El impuesto a las fundas debe ser más riguroso

Ibarra. Las fundas plásticas son parte del día a día. Se adquieren cada vez que se hace una compra pero son muy pocas las personas que se detienen a pensar en los daños que hacen al ambiente. Es ahora, cuando en el proyecto de Ley de Crecimiento Económico se incluye gravar con USD 0,10 a las fundas de plástico, que se ha despertado la conciencia social sobre esta problemática.

Contaminación. Brenda Arias, ingeniera ambiental ibarreña, comenta que las fundas son fabricadas a partir de petróleo y gas por lo que tardan entre 100 a 400 años en deshacerse en pequeñas partículas tóxicas. “Su reciclaje no es rentable ya que cuesta 100 veces más reciclarlas que producir nuevas, además, causan la muerte de animales terrestres y acuáticos. Las tortugas o los delfines se las comen porque las confunden con medusas y calamares. Es cada vez más frecuente encontrarlas en cadáveres de animales porque provocan el bloqueo, irritación o laceración del tracto digestivo”, dice.

Excesivo consumo. Según estudios de la Agencia Ambiental de Estados Unidos, en el mundo se producen entre 500 billones y un trillón de bolsas plásticas al año, de las cuales, se reciclan “menos” del 1%. El Ministerio del Ambiente de Ecuador, dio a conocer que cada ecuatoriano consume aproximadamente 130 fundas tipo camiseta en un año, que se usan para almacenar las compras. El excesivo consumo de estos materiales y su inadecuada disposición final, traen consigo preocupantes efectos en el ambiente y ya pasan factura.

No convence. El cobro que se está planteando será para los establecimientos con más de dos sucursales y se excluirán a las fundas que se entreguen, por ejemplo, en tiendas de barrio o establecimientos pequeños. Aunque se espera ingresos por unos USD 22 millones al año, el objetivo es dar un cambio de comportamiento en la ciudadanía y responsabilidad con el medio ambiente.

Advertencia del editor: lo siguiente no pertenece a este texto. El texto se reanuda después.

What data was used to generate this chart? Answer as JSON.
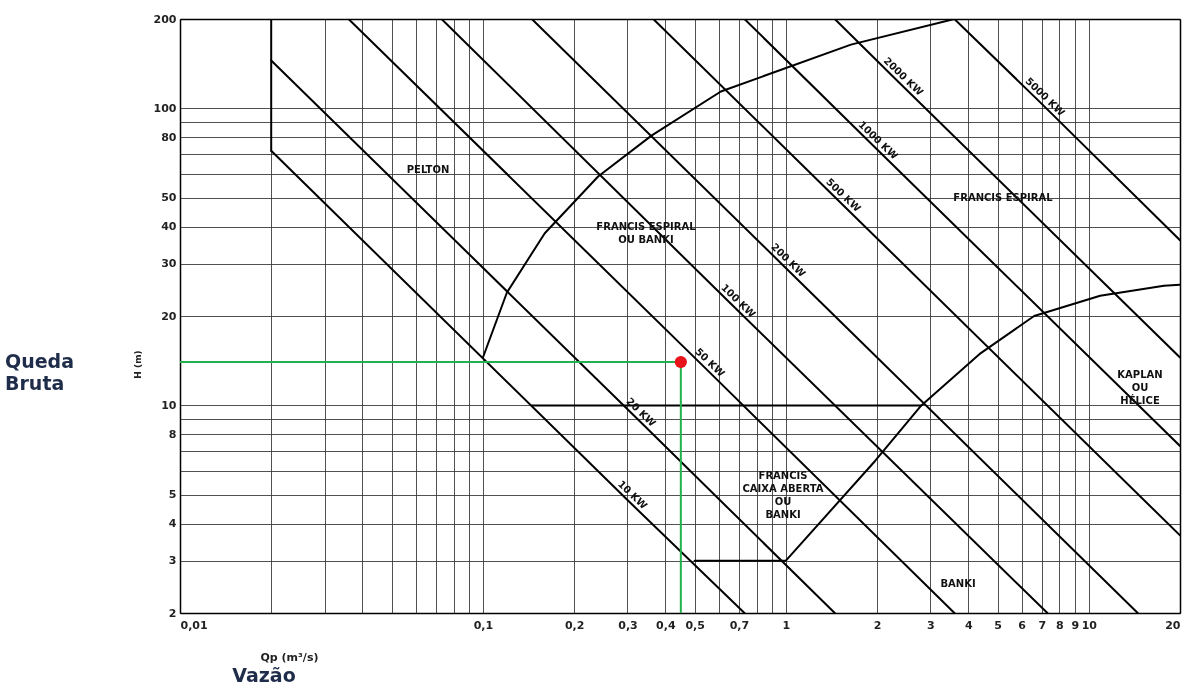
{
  "chart_data": {
    "type": "line",
    "xlabel": "Qp (m³/s)",
    "ylabel": "H (m)",
    "log": "xy",
    "grid": true,
    "xlim": [
      0.01,
      20
    ],
    "ylim": [
      2,
      200
    ],
    "xticks": [
      {
        "value": 0.01,
        "label": "0,01"
      },
      {
        "value": 0.02,
        "label": null
      },
      {
        "value": 0.03,
        "label": null
      },
      {
        "value": 0.04,
        "label": null
      },
      {
        "value": 0.05,
        "label": null
      },
      {
        "value": 0.06,
        "label": null
      },
      {
        "value": 0.07,
        "label": null
      },
      {
        "value": 0.08,
        "label": null
      },
      {
        "value": 0.09,
        "label": null
      },
      {
        "value": 0.1,
        "label": "0,1"
      },
      {
        "value": 0.2,
        "label": "0,2"
      },
      {
        "value": 0.3,
        "label": "0,3"
      },
      {
        "value": 0.4,
        "label": "0,4"
      },
      {
        "value": 0.5,
        "label": "0,5"
      },
      {
        "value": 0.6,
        "label": null
      },
      {
        "value": 0.7,
        "label": "0,7"
      },
      {
        "value": 0.8,
        "label": null
      },
      {
        "value": 0.9,
        "label": null
      },
      1,
      2,
      3,
      4,
      5,
      6,
      7,
      8,
      9,
      10,
      20
    ],
    "yticks": [
      2,
      3,
      4,
      5,
      {
        "value": 6,
        "label": null
      },
      {
        "value": 7,
        "label": null
      },
      8,
      {
        "value": 9,
        "label": null
      },
      10,
      20,
      30,
      40,
      50,
      {
        "value": 60,
        "label": null
      },
      {
        "value": 70,
        "label": null
      },
      80,
      {
        "value": 90,
        "label": null
      },
      100,
      200
    ],
    "series": [
      {
        "color": "#000000",
        "x": [
          0.02,
          0.02
        ],
        "values": [
          72,
          200
        ]
      },
      {
        "name": "10 KW",
        "color": "#000000",
        "x": [
          0.02,
          0.3,
          0.73
        ],
        "values": [
          72,
          4.8,
          2
        ]
      },
      {
        "name": "20 KW",
        "color": "#000000",
        "x": [
          0.02,
          0.32,
          1.45
        ],
        "values": [
          145,
          9.1,
          2
        ]
      },
      {
        "name": "50 KW",
        "color": "#000000",
        "x": [
          0.036,
          0.54,
          3.6
        ],
        "values": [
          200,
          13.4,
          2
        ]
      },
      {
        "name": "100 KW",
        "color": "#000000",
        "x": [
          0.073,
          0.67,
          7.3
        ],
        "values": [
          200,
          21.6,
          2
        ]
      },
      {
        "name": "200 KW",
        "color": "#000000",
        "x": [
          0.145,
          0.98,
          14.5
        ],
        "values": [
          200,
          29.6,
          2
        ]
      },
      {
        "name": "500 KW",
        "color": "#000000",
        "x": [
          0.365,
          1.49,
          20
        ],
        "values": [
          200,
          49,
          3.65
        ]
      },
      {
        "name": "1000 KW",
        "color": "#000000",
        "x": [
          0.73,
          1.94,
          20
        ],
        "values": [
          200,
          75,
          7.3
        ]
      },
      {
        "name": "2000 KW",
        "color": "#000000",
        "x": [
          1.45,
          2.35,
          20
        ],
        "values": [
          200,
          123,
          14.5
        ]
      },
      {
        "name": "5000 KW",
        "color": "#000000",
        "x": [
          3.6,
          6.9,
          20
        ],
        "values": [
          200,
          105,
          36
        ]
      },
      {
        "color": "#000000",
        "x": [
          0.145,
          2.8
        ],
        "values": [
          10,
          10
        ]
      },
      {
        "color": "#000000",
        "x": [
          0.1,
          0.12,
          0.16,
          0.24,
          0.36,
          0.61,
          1.64,
          3.6
        ],
        "values": [
          14.5,
          24,
          38,
          59,
          81,
          114,
          164,
          200
        ]
      },
      {
        "color": "#000000",
        "x": [
          0.5,
          1,
          1.97,
          2.8,
          4.4,
          6.6,
          10.9,
          17.7,
          20
        ],
        "values": [
          3,
          3,
          6.5,
          10,
          15,
          20,
          23.4,
          25.3,
          25.5
        ]
      },
      {
        "color": "#22b14c",
        "x": [
          0.01,
          0.45,
          0.45
        ],
        "values": [
          14,
          14,
          2
        ]
      },
      {
        "type": "scatter",
        "color": "#e8141c",
        "x": [
          0.45
        ],
        "values": [
          14
        ]
      }
    ],
    "annotations": [
      "PELTON",
      "FRANCIS ESPIRAL\nOU  BANKI",
      "FRANCIS  ESPIRAL",
      "KAPLAN\nOU\nHÉLICE",
      "FRANCIS\nCAIXA ABERTA\nOU\nBANKI",
      "BANKI",
      "Queda\nBruta",
      "Vazão"
    ]
  }
}
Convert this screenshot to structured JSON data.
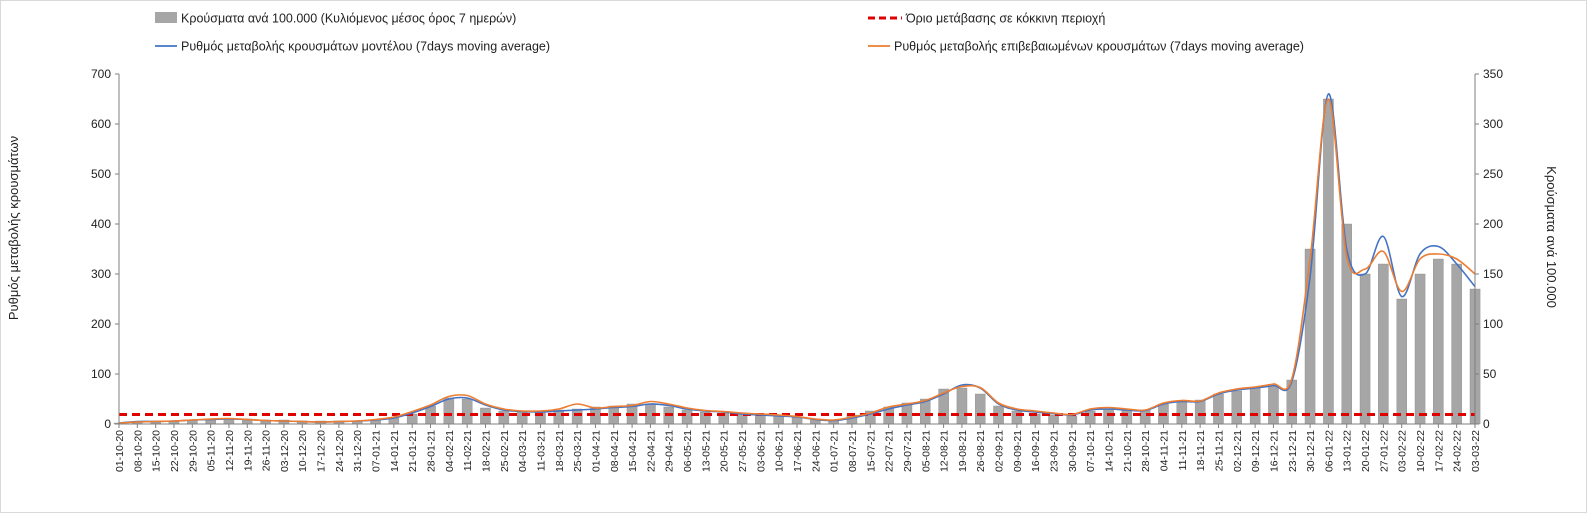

Sin embargo, Arias dice que si solo se aplica para los grandes comercios, esto no tendría mucho sentido ya que en Ecuador las tiendas de barrios son las principales distribuidoras de fundas con el 48%, les siguen los mercado y ferias libres con el 30%, vendedores ambulantes, panaderías y quioscos con 14% y los supermercados con el 8%. “Debe ser más riguroso y para todos los establecimientos”, enfatiza.

Generando cambio. Algunos comercios ya se encuentran haciendo cambios con la finalidad de lograr esa conciencia ambiental. Ejemplo de esto es Carlos Mera, propietario de Provesum, quien explica que están actualmente esperando la entrega de las bolsas de tela para sus clientes. “Al año hacemos una inversión de ocho o nueve mil dólares y si bien es cierto las bolsas de tela con más costosas, al final obtendremos más ahorro si la gente también lo hace un hábito”, dijo el empresario.